RTVE, en el meollo del disparate

El pacto de la inmensa mayoría parlamentaria para buscar un nuevo consejo de administración y, también, un nuevo presidente de la corporación RTVE fue siempre una ficción. El PP entró a rastras en el acuerdo para no quedarse en la calle de una negociación que de una u otra manera solo quería enturbiar. En ese trance Ciudadanos se desconcertó repetidamente, porque en materias aptas para la demagogia prefiere desbordar al PP por su flanco más torvo. Tras la moción de censura victoriosa no cabía otra alternativa que un remedio de urgencia para dotar al antiguo ente de un presidente ejecutivo (tras el cese efectivo del anterior) y de un consejo en buen estado (a diferencia del actual, que ha superado en más de un trienio su fecha de caducidad; o sea, que huele).

Pues bien. Bastó la puesta en marcha de la maquinaria del nombramiento transitorio para que todas las furias sufrieran un arrebato demoledor contra la iniciativa. No cabía otra que la del Gobierno en ejercicio con el respaldo de su presunto socio imprescindible y todas las necesarias para conseguir una mínima mayoría parlamentaria. Hasta ahí, nada que objetar. ¿O sí?

La renovación de la presidencia se había convertido en un elemento central para devolver la independencia a la radiotelevisión pública, en la que los informativos centran la mayoría de las críticas y del debate de los ciudadanos y los partidos políticos. Fijar la atención en ese único aspecto impedía, sin embargo, entrar en el fondo del problema: la necesidad de fijar con nitidez la identidad que corresponde en este tiempo a los medios públicos y la obligación de desarrollar un modelo de gestión eficiente en un marco financiero suficiente y estable.

Pero se ocultó esa cuestión por la urgencia de unas medidas que pusieran término a una realidad repugnante: la que ha padecido RTVE, como mínimo, en sus últimos seis años por culpa de sus gestores. En particular, por la de un presidente chulesco y partidista, promotor de la manipulación de los informativos y atento al beneficio de los afines a la hora de firmar contratos con productoras y proveedores; un tipo incluido en listados de corrupción, presto para la pelea y el fango, a costa de desatender el interés de los ciudadanos, la calidad de la programación y la rentabilidad social a la que está obligada la radiotelevisión pública. En cualquier caso, un mandado de un gobierno en minoría, pero con muletas.

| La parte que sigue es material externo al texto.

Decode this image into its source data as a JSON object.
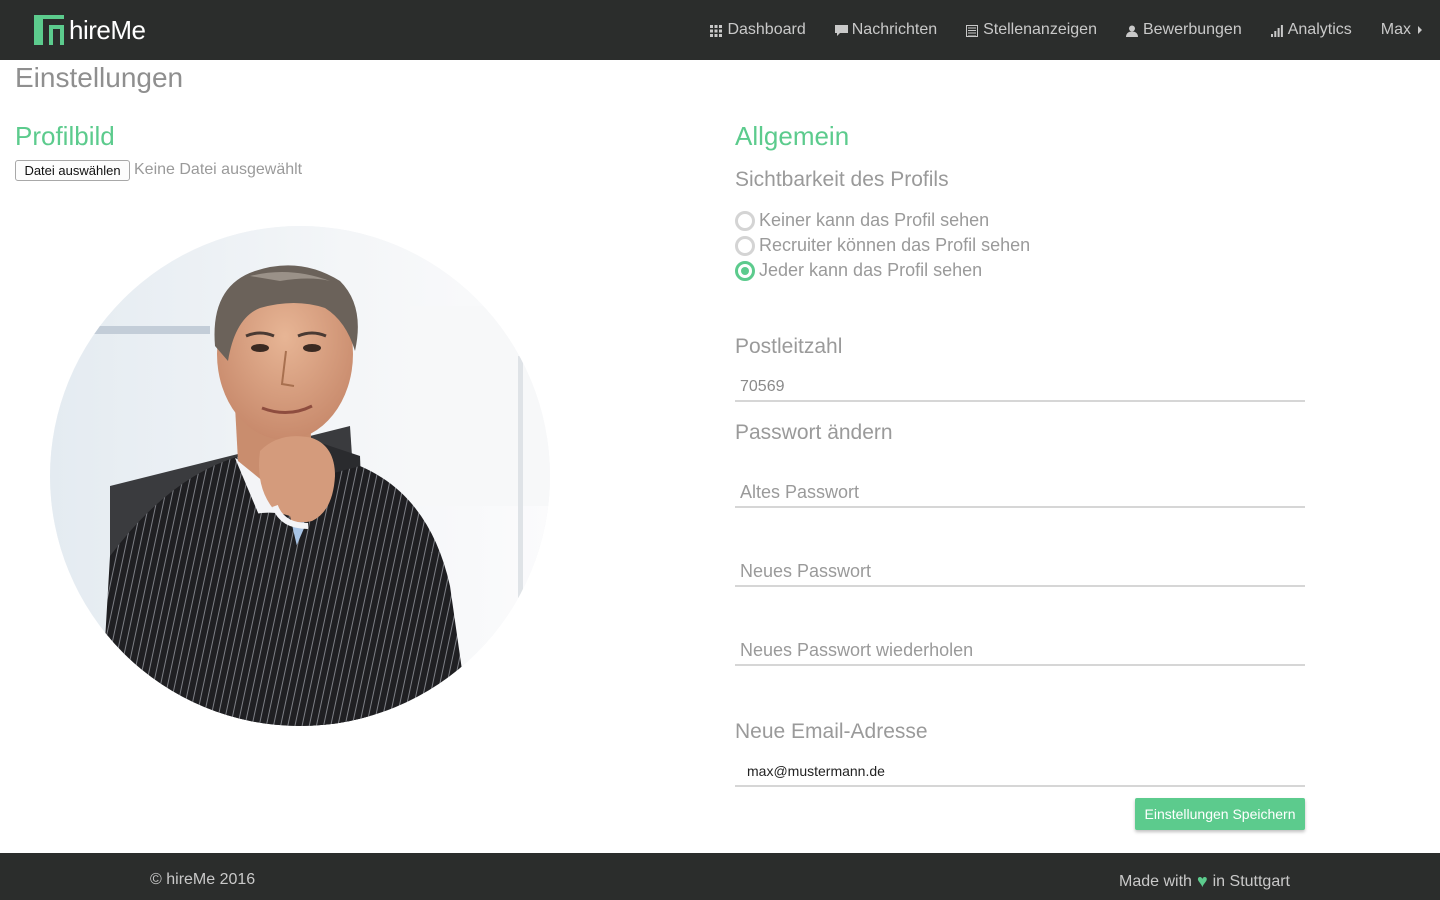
{
  "brand": {
    "name": "hireMe",
    "accent_color": "#5ccb8d"
  },
  "nav": {
    "items": [
      {
        "label": "Dashboard",
        "icon": "grid-icon"
      },
      {
        "label": "Nachrichten",
        "icon": "chat-bubble-icon"
      },
      {
        "label": "Stellenanzeigen",
        "icon": "list-icon"
      },
      {
        "label": "Bewerbungen",
        "icon": "user-icon"
      },
      {
        "label": "Analytics",
        "icon": "bar-chart-icon"
      }
    ],
    "user_menu": {
      "label": "Max",
      "icon": "caret-right-icon"
    }
  },
  "page": {
    "title": "Einstellungen"
  },
  "profile_picture": {
    "section_title": "Profilbild",
    "file_button_label": "Datei auswählen",
    "file_status": "Keine Datei ausgewählt"
  },
  "general": {
    "section_title": "Allgemein",
    "visibility": {
      "title": "Sichtbarkeit des Profils",
      "options": [
        {
          "label": "Keiner kann das Profil sehen",
          "checked": false
        },
        {
          "label": "Recruiter können das Profil sehen",
          "checked": false
        },
        {
          "label": "Jeder kann das Profil sehen",
          "checked": true
        }
      ]
    },
    "postal_code": {
      "title": "Postleitzahl",
      "value": "70569"
    },
    "password": {
      "title": "Passwort ändern",
      "old_placeholder": "Altes Passwort",
      "new_placeholder": "Neues Passwort",
      "repeat_placeholder": "Neues Passwort wiederholen"
    },
    "email": {
      "title": "Neue Email-Adresse",
      "value": "max@mustermann.de"
    },
    "save_label": "Einstellungen Speichern"
  },
  "footer": {
    "copyright": "© hireMe 2016",
    "made_prefix": "Made with",
    "made_suffix": "in Stuttgart",
    "heart_icon": "heart-icon"
  }
}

La urgencia por tantos desvaríos obvió lo importante. Se puso en marcha la elección de un director de informativos en lugar del presidente de la corporación que se requería. Y a ese error inicial se sumó otro de principiantes, incomprensible después de las formas con que se había constituido el nuevo gobierno. No hubo un diagnóstico de las necesidades (aunque alguna explicación previa del propio presidente del Gobierno sugiriera lo contrario) y sobró precipitación, como si corriera prisa demostrar el poderío de los interlocutores. O de alguno de ellos.

Según cuentan, en los primeros escarceos se autodescartó el profesional que en los últimos años se ha convertido en la marca o la referencia imprescindible de los años felices de la televisión publica. Si Fran Llorente renunció a los cantos de sirena solo pudo ser por dos razones: porque se trata de un profesional decente a carta cabal y porque él mismo no se considera un gestor, que ese era el objeto del nombramiento necesario.

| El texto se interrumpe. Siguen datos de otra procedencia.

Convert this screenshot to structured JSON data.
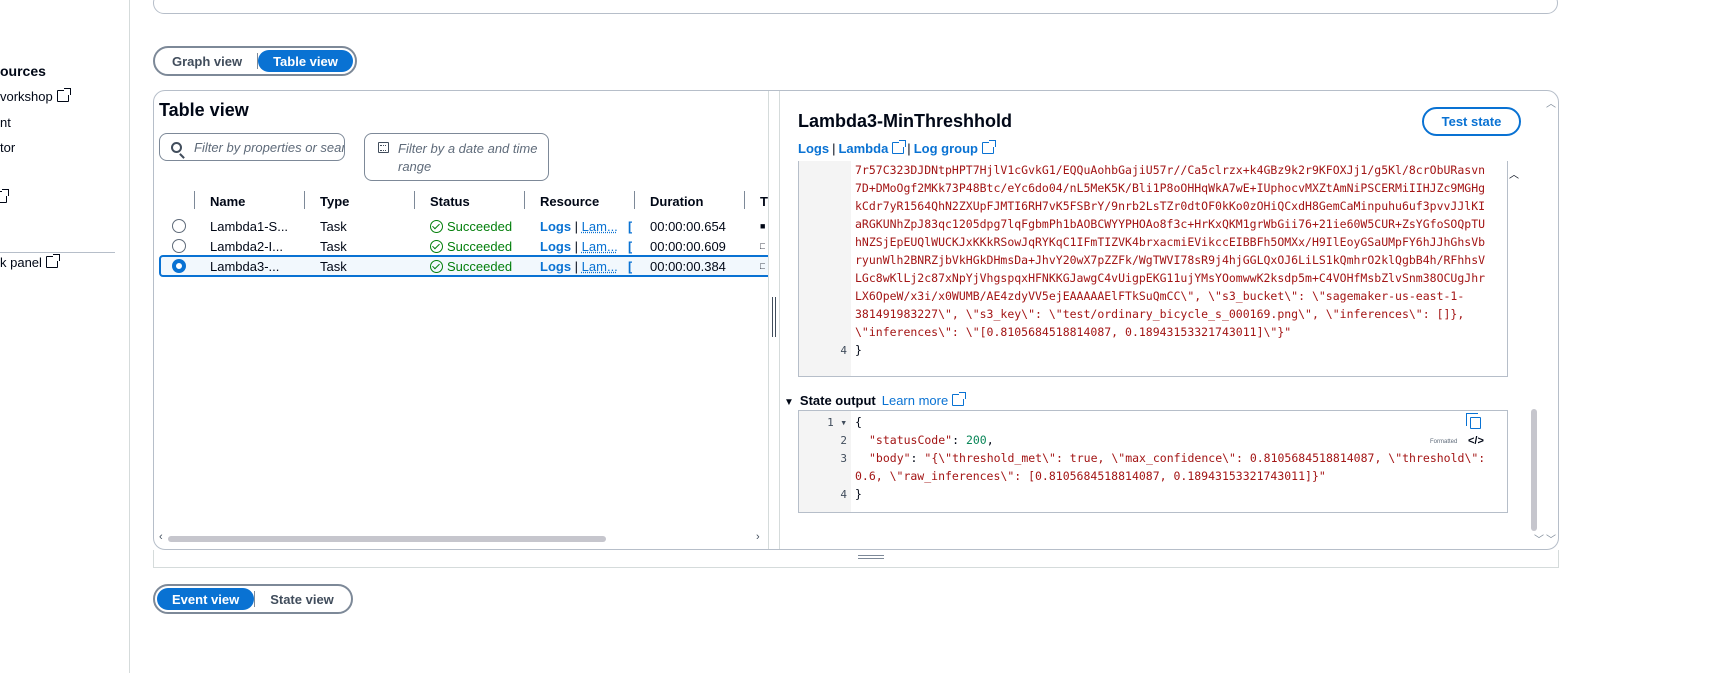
{
  "sidebar": {
    "items": [
      {
        "label": "ources",
        "bold": true,
        "ext": false
      },
      {
        "label": "vorkshop",
        "bold": false,
        "ext": true
      },
      {
        "label": "nt",
        "bold": false,
        "ext": false
      },
      {
        "label": "tor",
        "bold": false,
        "ext": false
      },
      {
        "label": "",
        "bold": false,
        "ext": true
      },
      {
        "label": "k panel",
        "bold": false,
        "ext": true
      }
    ]
  },
  "view_toggle_top": {
    "graph": "Graph view",
    "table": "Table view",
    "active": "table"
  },
  "view_toggle_bottom": {
    "event": "Event view",
    "state": "State view",
    "active": "event"
  },
  "table_view": {
    "title": "Table view",
    "filter_props_placeholder": "Filter by properties or search",
    "filter_date_placeholder": "Filter by a date and time range",
    "columns": [
      "Name",
      "Type",
      "Status",
      "Resource",
      "Duration",
      "T"
    ],
    "rows": [
      {
        "name": "Lambda1-S...",
        "type": "Task",
        "status": "Succeeded",
        "logs": "Logs",
        "lam": "Lam...",
        "duration": "00:00:00.654",
        "selected": false
      },
      {
        "name": "Lambda2-I...",
        "type": "Task",
        "status": "Succeeded",
        "logs": "Logs",
        "lam": "Lam...",
        "duration": "00:00:00.609",
        "selected": false
      },
      {
        "name": "Lambda3-...",
        "type": "Task",
        "status": "Succeeded",
        "logs": "Logs",
        "lam": "Lam...",
        "duration": "00:00:00.384",
        "selected": true
      }
    ]
  },
  "detail": {
    "title": "Lambda3-MinThreshhold",
    "test_state": "Test state",
    "link_logs": "Logs",
    "link_lambda": "Lambda",
    "link_log_group": "Log group",
    "input_lines": [
      "7r57C323DJDNtpHPT7HjlV1cGvkG1/EQQuAohbGajiU57r//Ca5clrzx+k4GBz9k2r9KFOXJj1/g5Kl/8crObURasvn",
      "7D+DMoOgf2MKk73P48Btc/eYc6do04/nL5MeK5K/Bli1P8oOHHqWkA7wE+IUphocvMXZtAmNiPSCERMiIIHJZc9MGHg",
      "kCdr7yR1564QhN2ZXUpFJMTI6RH7vK5FSBrY/9nrb2LsTZr0dtOF0kKo0zOHiQCxdH8GemCaMinpuhu6uf3pvvJJlKI",
      "aRGKUNhZpJ83qc1205dpg7lqFgbmPh1bAOBCWYYPHOAo8f3c+HrKxQKM1grWbGii76+21ie60W5CUR+ZsYGfoSOQpTU",
      "hNZSjEpEUQlWUCKJxKKkRSowJqRYKqC1IFmTIZVK4brxacmiEVikccEIBBFh5OMXx/H9IlEoyGSaUMpFY6hJJhGhsVb",
      "ryunWlh2BNRZjbVkHGkDHmsDa+JhvY20wX7pZZFk/WgTWVI78sR9j4hjGGLQxOJ6LiLS1kQmhrO2klQgbB4h/RFhhsV",
      "LGc8wKlLj2c87xNpYjVhgspqxHFNKKGJawgC4vUigpEKG11ujYMsYOomwwK2ksdp5m+C4VOHfMsbZlvSnm38OCUgJhr",
      "LX6OpeW/x3i/x0WUMB/AE4zdyVV5ejEAAAAAElFTkSuQmCC\\\", \\\"s3_bucket\\\": \\\"sagemaker-us-east-1-",
      "381491983227\\\", \\\"s3_key\\\": \\\"test/ordinary_bicycle_s_000169.png\\\", \\\"inferences\\\": []},",
      "\\\"inferences\\\": \\\"[0.8105684518814087, 0.18943153321743011]\\\"}\""
    ],
    "input_last_ln": "4",
    "input_close": "}",
    "state_output": {
      "label": "State output",
      "learn_more": "Learn more",
      "formatted": "Formatted",
      "line_nums": [
        "1",
        "2",
        "3",
        "4"
      ],
      "open": "{",
      "status_key": "\"statusCode\"",
      "status_val": "200",
      "body_key": "\"body\"",
      "body_val_1": "\"{\\\"threshold_met\\\": true, \\\"max_confidence\\\": 0.8105684518814087, \\\"threshold\\\":",
      "body_val_2": "0.6, \\\"raw_inferences\\\": [0.8105684518814087, 0.18943153321743011]}\"",
      "close": "}"
    }
  }
}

A partir de ahí, las prisas, la vorágine, la necesidad de sacar pecho en los medios. Nunca hubo más candidatos reconocidos para un puesto y nunca se descartó en vivo y en directo a cada uno de los que sucesivamente iban apareciendo. Arsenio Escolar ofrecía rigor en los planteamientos informativos. Ana Pardo de Vera anunciaba un cambio radical en la línea editorial. Andrés Gil mezclaba aspectos de sus predecesores en la nominación previa a la exclusión. Pero el lío ya estaba armado.

En RTVE basta cualquier chispa para provocar un incendio. Ella ha sido y será por mucho tiempo un pimpampum al que todos se creen con derecho a zarandear. Ha carecido de defensores, aunque en los últimos años buena parte de sus profesionales han quebrado la impunidad ejerciendo la protesta con una firmeza formidable que les distingue de los comportamientos consuetudinarios en otros tiempos y otros medios públicos. Por eso, cuando se abre cualquier espita, todos saltan al ataque: los partidos políticos, incluidos los del bloque de la moción de censura, el vocerío de las redes y los medios de comunicación casi sin excepción. (A este respecto, tal vez, los más correctos hayan sido los que aún acogen en sus redacciones a los candidatos puestos sobre la mesa).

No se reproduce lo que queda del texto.